Memasuki bulan Agustus biasanya rebon sudah mulai ada, sebagian nelayan sudah mencoba untuk Miyang Nyontok. Masuk pekan kedua Agustus sebagian besar nelayan Blok Babakan Gerong, Rembug Rukun, Sidodadi, dan Watu Bayang telah Miyang Nyontok karena musim rebon telah tiba.

Salah satu nelayan babakan Watu Bayang, Muhajirin, menyampaikan kepada reporter lintasjatimnews.com, “Sudah sepekan ini saya Miyang Nyontok, Alhamdulillah perolehan tangkapan rebon rata-rata antara 1 sampai 2 kuintal, harga rebon Rp 3.000 per kilogram basah,” katanya.

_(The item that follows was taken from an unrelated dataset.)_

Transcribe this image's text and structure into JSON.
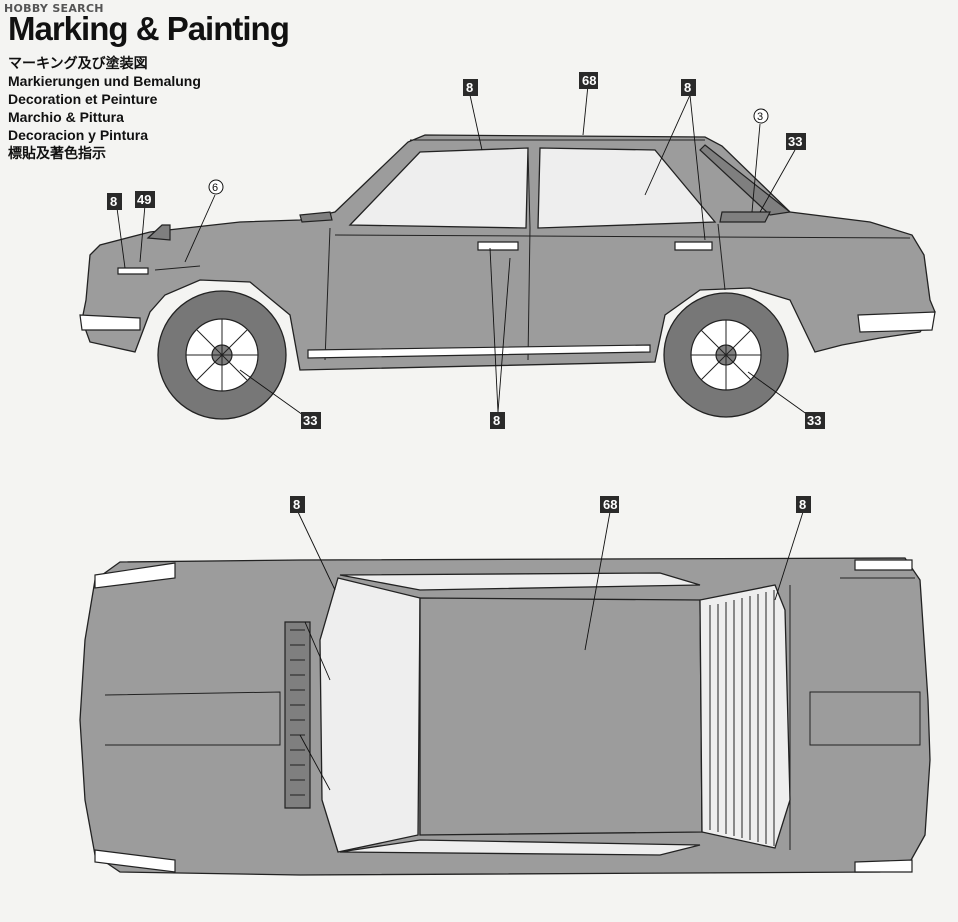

Muhajirin menambahkan, “Walaupun harga rebon belum naik atau masih seperti tahun-tahun lalu (2021-2022), setidaknya Miyang Nyontok sebagai alternatif yang bijaksana untuk tetap berusaha selain menangkap rajungan. Biasanya musim rebon di pertengahan bulan Agustus,” pungkasnya.

“Hari ini (13/8/2022) konco-konco nelayan mendapatkan hasil tangkapan rebon cukup bagus, rata-rata 2 kuintal sampai 1 ton. Saya sangat bersyukur, hari mendapatkan hasil tangkapan 5 rebon kuintal. Semoga harganya tetap stabil dan daya tampung untuk menjemur cukup,“ tuturnya.

Rebon hasil tangkapan nelayan kecil biasanya dijual kepada tengkulak atau pembeli hasil laut yang menjadi langganan nelayan masing-masing. Kemudian rebon dijemur di bawah terik panas matahari yang menyengat tujuannya supaya rebon menjadi sangat kering sehingga mudah untuk dijadikan ebi (bahan pembuat terasi).

Sebagian ibu-ibu nelayan biasanya menyimpan rebon yang telah menjadi ebi (rebon yang sudah kering) untuk dibuat terasi sendiri untuk oleh-oleh saudara, sanak kerabat, dan teman luar Desa Paciran.